For Richins, who grew up exploring the Idaho trails along the Snake River and was a U.S. Forest Service river ranger in Montana before launching fishing tours on Lake Mead, the idea is unfathomable.
“Rivers are my life,” he said recently as he navigated the Las Vegas Bay, an eastern portion of the lake where towers of the Vegas Strip are visible on a clear night. Mt. Charleston, the highest peak in the region, jutted out to the sky beyond the city, with the red, rocky bluffs of the Mojave Desert visible much closer. Heron, grebe and pelicans swam in front of him.
Weeks earlier, he had been in this same spot, spotting boils of striped bass — feeding frenzies made up of dozens of fish gathered near the surface.
That was a good day. The water was higher, the terrain more familiar, the catch plenty. He hauled a dozen striped bass, some up to 5 pounds, back ashore. Boats were usually plentiful in this part of the lake.
But today, his was the only one within sight. He blamed the winds that were kicking up and the searing summer sun as morning turned to afternoon. But Richins sensed something else was going on too. Maybe fewer boats were out because of the ramp closures and long lines at the ones still open. For those who wanted to fish, he wondered if they — like him — were perplexed at where to go as the water shifted.

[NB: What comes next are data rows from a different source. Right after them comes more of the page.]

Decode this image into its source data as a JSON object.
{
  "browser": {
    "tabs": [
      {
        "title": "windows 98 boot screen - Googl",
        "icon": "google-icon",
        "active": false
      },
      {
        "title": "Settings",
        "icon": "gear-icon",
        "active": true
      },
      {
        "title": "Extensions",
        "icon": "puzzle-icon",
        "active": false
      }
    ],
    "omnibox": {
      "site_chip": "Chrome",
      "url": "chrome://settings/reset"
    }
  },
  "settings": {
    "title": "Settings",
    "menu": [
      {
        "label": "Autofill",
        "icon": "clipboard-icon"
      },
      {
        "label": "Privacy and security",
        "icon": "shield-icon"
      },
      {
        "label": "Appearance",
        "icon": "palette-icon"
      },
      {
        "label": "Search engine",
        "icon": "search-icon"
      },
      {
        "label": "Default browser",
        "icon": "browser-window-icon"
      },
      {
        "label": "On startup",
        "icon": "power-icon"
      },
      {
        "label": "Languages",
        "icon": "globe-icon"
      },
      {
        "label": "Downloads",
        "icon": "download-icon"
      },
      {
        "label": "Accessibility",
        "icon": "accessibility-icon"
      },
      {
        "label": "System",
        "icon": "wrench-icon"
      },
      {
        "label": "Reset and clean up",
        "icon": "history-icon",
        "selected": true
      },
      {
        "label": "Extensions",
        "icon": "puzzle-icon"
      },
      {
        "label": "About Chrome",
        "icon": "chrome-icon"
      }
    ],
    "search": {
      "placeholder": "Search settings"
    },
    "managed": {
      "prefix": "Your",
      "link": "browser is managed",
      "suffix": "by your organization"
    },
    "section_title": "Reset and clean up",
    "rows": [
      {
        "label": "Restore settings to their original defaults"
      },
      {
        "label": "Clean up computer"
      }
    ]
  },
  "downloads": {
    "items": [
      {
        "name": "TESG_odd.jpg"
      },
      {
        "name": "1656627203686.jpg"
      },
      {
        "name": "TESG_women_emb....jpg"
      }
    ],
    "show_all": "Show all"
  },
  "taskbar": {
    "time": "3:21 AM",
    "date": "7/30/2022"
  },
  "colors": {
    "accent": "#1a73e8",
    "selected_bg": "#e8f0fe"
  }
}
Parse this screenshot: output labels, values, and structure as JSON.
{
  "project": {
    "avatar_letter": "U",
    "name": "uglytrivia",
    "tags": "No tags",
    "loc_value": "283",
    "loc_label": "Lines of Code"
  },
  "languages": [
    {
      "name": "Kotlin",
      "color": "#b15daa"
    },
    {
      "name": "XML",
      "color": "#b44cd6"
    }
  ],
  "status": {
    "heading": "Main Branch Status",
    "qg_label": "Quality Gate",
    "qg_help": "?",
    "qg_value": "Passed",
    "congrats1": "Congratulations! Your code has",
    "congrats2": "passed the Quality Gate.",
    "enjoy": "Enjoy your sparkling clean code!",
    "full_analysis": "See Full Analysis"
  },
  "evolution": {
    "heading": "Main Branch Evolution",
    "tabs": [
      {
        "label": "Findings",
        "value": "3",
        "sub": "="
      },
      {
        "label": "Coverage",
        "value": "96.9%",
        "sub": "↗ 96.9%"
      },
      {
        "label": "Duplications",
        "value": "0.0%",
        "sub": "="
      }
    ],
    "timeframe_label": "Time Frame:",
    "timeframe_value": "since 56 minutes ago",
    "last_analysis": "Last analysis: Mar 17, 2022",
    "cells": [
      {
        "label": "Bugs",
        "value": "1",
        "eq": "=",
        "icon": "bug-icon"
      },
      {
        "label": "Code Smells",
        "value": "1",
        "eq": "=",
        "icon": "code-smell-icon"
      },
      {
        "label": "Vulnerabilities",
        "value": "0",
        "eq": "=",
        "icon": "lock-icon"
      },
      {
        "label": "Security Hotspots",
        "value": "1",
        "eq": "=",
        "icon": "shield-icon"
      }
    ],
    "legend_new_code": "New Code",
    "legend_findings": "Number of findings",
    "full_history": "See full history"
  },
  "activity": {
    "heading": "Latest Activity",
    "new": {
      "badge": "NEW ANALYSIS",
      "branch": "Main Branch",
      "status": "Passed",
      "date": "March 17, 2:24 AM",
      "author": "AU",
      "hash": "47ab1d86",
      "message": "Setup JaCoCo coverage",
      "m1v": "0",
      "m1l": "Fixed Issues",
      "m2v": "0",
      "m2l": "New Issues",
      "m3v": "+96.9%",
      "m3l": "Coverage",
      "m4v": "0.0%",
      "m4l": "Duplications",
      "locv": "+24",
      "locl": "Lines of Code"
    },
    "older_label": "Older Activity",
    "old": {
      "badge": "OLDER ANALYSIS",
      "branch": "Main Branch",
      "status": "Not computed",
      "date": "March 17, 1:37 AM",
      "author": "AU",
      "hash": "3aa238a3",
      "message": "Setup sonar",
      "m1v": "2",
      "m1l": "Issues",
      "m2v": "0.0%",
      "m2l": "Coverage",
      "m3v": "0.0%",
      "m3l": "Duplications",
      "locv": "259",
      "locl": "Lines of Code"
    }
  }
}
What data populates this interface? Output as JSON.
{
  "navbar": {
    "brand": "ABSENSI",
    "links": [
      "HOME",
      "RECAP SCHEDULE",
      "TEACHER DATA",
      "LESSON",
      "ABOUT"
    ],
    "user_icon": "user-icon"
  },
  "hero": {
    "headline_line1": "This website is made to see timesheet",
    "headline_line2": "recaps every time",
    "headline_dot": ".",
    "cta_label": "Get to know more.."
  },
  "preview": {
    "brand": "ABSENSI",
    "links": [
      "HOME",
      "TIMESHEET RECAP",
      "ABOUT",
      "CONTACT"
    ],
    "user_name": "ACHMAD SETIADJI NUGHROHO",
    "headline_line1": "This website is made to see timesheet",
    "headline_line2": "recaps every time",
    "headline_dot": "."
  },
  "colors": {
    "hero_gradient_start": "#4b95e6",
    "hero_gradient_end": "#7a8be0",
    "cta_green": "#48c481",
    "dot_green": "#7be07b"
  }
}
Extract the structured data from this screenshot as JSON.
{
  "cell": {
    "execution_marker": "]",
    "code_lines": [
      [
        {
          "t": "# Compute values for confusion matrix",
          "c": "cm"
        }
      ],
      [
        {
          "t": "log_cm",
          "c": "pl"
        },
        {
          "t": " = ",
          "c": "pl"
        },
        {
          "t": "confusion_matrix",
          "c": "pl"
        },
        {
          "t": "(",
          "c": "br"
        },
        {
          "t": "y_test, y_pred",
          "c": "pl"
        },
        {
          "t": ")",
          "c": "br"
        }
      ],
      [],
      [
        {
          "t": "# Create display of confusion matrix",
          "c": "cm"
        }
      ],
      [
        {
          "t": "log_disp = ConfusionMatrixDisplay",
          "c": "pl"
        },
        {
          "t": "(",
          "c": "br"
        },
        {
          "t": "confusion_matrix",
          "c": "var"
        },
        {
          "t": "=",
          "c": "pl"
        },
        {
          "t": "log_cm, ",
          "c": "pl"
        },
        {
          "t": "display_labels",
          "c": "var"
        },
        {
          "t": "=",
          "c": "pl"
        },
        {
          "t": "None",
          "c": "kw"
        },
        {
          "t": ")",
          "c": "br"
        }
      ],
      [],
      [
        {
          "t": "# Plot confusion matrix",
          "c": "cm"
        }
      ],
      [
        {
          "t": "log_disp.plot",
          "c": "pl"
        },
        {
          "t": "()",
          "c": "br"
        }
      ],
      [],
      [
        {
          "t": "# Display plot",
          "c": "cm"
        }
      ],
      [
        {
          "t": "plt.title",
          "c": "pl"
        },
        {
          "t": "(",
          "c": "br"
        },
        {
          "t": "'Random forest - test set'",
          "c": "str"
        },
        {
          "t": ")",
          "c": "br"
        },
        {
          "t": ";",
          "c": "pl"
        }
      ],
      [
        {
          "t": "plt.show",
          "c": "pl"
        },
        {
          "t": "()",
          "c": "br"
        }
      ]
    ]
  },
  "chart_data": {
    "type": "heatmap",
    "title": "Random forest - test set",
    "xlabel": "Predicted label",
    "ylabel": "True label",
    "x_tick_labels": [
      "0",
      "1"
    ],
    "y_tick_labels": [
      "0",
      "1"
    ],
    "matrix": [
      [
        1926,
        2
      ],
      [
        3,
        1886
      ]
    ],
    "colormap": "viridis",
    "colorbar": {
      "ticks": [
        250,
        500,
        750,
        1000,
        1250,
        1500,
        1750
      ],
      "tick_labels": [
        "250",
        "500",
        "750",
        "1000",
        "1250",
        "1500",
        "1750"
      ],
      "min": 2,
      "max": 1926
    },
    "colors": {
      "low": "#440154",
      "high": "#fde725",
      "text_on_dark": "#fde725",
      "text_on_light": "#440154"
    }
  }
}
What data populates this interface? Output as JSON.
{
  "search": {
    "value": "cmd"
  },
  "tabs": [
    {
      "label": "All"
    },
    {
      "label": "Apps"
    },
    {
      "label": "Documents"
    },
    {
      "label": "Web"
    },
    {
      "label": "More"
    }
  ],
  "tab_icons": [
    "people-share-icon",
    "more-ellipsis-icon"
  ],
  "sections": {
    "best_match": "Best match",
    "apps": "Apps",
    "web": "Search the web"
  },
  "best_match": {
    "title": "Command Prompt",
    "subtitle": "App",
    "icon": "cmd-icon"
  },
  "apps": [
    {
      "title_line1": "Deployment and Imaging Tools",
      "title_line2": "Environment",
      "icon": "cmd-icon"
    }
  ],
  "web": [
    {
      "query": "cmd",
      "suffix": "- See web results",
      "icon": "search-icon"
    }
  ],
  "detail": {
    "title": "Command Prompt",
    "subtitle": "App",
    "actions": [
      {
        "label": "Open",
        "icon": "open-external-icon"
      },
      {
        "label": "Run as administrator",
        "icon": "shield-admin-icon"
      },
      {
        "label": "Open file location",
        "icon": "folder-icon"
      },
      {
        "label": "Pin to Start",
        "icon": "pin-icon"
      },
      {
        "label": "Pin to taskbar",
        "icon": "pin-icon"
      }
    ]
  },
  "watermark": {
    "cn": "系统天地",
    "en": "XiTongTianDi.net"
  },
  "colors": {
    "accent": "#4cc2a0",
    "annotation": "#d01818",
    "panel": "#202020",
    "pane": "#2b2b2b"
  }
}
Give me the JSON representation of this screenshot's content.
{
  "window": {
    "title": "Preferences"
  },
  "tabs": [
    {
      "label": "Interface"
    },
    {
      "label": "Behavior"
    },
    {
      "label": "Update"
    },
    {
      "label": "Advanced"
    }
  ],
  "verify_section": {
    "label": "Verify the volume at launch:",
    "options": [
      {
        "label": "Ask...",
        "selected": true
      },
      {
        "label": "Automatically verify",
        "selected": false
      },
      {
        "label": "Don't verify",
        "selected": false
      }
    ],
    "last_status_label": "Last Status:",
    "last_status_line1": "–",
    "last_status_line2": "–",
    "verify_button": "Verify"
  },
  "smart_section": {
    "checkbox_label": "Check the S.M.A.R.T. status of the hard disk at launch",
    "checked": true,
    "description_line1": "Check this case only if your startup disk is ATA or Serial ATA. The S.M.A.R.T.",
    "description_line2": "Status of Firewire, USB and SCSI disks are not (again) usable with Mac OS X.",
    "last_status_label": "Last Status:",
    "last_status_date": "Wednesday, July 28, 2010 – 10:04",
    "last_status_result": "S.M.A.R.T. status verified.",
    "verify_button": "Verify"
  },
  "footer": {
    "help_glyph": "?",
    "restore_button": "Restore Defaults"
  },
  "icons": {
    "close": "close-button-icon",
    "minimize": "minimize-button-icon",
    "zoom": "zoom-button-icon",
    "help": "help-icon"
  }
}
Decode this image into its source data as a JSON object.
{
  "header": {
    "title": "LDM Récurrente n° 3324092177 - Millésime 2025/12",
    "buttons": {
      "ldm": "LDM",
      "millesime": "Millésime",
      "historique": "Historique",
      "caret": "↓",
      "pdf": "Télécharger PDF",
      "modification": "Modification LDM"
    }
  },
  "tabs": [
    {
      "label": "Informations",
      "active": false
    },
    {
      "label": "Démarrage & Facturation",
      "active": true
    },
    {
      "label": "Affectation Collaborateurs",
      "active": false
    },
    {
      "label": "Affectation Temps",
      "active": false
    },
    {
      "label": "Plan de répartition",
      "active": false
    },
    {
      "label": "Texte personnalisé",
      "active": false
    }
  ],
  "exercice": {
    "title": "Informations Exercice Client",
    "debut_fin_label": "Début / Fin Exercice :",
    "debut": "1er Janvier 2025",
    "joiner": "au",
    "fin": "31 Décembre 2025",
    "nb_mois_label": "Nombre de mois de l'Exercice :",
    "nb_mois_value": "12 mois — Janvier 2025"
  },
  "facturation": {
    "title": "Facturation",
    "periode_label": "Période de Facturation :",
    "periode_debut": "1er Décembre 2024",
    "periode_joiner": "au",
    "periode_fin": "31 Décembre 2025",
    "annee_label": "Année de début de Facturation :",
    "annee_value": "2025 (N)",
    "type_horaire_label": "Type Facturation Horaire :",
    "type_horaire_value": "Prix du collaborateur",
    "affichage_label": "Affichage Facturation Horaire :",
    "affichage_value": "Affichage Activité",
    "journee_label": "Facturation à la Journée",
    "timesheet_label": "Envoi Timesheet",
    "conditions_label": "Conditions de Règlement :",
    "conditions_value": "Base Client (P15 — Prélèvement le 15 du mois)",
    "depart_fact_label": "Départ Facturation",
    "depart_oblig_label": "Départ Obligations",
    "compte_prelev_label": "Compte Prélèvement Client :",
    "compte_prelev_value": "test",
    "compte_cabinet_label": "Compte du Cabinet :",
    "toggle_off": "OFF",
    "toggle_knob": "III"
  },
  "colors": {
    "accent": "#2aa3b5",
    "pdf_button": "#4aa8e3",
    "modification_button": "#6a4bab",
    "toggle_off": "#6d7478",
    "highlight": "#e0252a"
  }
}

“That empty lake feeling,” Richins called it, as if in mourning. It wouldn’t deter him from what he loved. He’d go out on the lake again, seeking the thrill of the catch. He hoped Lake Mead wouldn’t change again too much more. But he wasn’t confident.
His boat pressed on through the shallows and toward the muck and mud of the expanding shore.
Kaleem reported from Lake Mead and Curwen from Los Angeles.